Japanese mathematician Masaki Kashiwara, who received the prestigious Abel Prize this year, has said his love for “beautiful” math sustained him through his more than half-century-long research career.

Becoming the first Japanese recipient of the award, considered the Nobel Prize for mathematics, the 78-year-old professor emeritus at Kyoto University’s Research Institute for Mathematical Sciences said in a recent interview he felt the beauty of math “the moment I proved something new.”

Masaki Kashiwara, project professor at Kyoto University’s Research Institute for Mathematical Sciences, speaks in an interview on May 19, 2025, in Oslo. (Kyodo) ==Kyodo

He also said he “deeply felt” the high value Norway attaches to math education through festivities related to the award, bestowed by the Norwegian Academy of Science and Letters, while questioning his own country’s approach to math education.

In announcing the Abel Prize recipient in March, the academy said it recognized Kashiwara “for his fundamental contributions to algebraic analysis and representation theory,” among other achievements, calling him “a true mathematical visionary.”

His lifelong passion has not dimmed even though his speed of research has “slowed” due to his age, Kashiwara, who now serves as project professor at the Kyoto University institute, said.

With the development of the internet drastically changing methods of research, the professor recalled his past days when “it was difficult to find out even what was going on overseas” and said now he is tackling challenging problems by exchanging views online with three mathematicians in South Korea.

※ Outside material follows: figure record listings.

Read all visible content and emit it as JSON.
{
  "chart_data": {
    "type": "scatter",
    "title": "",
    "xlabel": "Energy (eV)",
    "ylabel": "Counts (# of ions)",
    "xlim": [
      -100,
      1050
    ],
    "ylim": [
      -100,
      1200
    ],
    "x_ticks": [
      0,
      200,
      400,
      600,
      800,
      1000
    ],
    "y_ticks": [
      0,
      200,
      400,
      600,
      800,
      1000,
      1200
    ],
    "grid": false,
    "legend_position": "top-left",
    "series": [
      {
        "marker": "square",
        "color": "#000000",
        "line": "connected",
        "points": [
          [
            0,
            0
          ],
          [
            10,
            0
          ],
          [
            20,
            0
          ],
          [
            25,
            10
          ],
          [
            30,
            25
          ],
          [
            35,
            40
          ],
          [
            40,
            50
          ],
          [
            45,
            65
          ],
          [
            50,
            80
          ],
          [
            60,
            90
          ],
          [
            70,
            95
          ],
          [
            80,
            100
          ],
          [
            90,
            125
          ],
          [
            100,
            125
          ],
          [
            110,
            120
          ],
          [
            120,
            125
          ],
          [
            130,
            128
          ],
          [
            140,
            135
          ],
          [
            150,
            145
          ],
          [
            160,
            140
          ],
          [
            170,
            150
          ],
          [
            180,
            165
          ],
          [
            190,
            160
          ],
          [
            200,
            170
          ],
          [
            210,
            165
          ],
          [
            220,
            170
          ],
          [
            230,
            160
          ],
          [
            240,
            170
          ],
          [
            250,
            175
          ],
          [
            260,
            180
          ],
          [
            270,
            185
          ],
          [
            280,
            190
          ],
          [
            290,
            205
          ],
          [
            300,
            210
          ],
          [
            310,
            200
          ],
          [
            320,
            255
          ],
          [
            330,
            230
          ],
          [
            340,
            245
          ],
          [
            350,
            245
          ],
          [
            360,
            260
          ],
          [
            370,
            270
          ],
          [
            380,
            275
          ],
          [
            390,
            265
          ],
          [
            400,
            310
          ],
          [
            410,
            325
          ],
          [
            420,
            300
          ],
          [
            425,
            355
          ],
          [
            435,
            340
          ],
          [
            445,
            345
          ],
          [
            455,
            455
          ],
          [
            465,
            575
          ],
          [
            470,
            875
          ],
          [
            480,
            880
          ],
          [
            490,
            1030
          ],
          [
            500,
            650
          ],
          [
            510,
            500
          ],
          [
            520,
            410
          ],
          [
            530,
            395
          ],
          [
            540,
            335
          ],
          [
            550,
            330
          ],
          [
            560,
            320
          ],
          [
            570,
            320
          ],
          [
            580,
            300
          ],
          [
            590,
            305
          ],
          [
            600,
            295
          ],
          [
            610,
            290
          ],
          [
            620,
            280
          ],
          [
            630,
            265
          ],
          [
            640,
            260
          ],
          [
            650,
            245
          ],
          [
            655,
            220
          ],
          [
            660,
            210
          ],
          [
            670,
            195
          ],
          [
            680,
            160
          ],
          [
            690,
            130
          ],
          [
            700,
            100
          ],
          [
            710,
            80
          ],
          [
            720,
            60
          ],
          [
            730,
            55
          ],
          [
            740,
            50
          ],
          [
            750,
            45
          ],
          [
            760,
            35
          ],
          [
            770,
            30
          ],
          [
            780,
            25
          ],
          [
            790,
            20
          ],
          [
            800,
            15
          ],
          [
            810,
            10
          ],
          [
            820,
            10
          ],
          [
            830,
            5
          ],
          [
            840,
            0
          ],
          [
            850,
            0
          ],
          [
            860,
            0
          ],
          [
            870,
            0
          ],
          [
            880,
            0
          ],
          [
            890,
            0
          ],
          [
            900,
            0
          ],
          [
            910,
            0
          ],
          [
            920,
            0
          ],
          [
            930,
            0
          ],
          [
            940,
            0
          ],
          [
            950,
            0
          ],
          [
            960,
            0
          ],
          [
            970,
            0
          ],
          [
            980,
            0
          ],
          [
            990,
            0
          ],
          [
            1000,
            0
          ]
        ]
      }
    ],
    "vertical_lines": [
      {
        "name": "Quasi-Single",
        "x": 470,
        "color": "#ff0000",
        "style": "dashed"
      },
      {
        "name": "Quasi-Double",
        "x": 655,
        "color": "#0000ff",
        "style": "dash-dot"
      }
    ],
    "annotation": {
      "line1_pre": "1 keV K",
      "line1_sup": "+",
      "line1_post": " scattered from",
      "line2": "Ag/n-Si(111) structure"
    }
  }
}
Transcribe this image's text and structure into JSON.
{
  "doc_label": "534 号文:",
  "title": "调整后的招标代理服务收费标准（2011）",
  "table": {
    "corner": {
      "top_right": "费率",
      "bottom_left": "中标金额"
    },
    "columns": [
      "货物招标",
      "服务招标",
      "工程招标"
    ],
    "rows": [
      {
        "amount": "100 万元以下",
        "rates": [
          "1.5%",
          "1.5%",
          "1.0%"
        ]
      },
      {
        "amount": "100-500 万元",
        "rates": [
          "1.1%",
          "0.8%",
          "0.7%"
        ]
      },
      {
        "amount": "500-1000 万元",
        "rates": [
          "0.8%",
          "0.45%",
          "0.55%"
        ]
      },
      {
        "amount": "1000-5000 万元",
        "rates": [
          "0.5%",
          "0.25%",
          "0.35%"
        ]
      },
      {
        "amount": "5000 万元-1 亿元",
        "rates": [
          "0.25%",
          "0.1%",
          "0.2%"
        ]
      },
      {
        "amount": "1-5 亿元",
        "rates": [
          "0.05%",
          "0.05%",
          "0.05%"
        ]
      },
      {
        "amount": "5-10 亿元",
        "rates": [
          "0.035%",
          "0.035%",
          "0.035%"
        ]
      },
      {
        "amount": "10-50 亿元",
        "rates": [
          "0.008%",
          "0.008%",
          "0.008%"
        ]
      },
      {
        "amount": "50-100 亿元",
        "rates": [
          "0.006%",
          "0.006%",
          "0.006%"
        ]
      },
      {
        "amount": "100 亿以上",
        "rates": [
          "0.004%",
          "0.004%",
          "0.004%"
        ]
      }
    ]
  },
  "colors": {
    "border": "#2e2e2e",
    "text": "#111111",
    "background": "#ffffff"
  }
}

Kashiwara said he is worried that Japan’s system of university entrance examinations and a perception that math is “a memorization subject” could create further aversion to math and reduce students’ motivation to pursue careers in the field.

He said he sees potential in China, which is proactively attracting willing specialists and where the publishing of scientific papers is increasing.

Born in Ibaraki Prefecture, northeast of Tokyo, Kashiwara earned a master’s degree from the University of Tokyo before obtaining a doctorate from Kyoto University. He has been project professor at Kyoto University’s Research Institute for Mathematical Sciences since 2010.

Under the guidance of his mentor, Mikio Sato, a professor emeritus at Kyoto University, Kashiwara developed the theory of D-modules for his master’s thesis in 1970, a framework that has become a fundamental tool in many branches of mathematics.

Kashiwara and his colleagues proved the Riemann-Hilbert correspondence, a major problem in mathematics for many years, for holonomic D-modules, around 1980.

The Abel Prize award ceremony was held in Norway on Tuesday, with Kashiwara receiving prize money of 7.5 million Norwegian krone ($733,000). It was established in 2002 in connection with the 200th anniversary of the birth of Niels Henrik Abel, a pioneering Norwegian mathematician.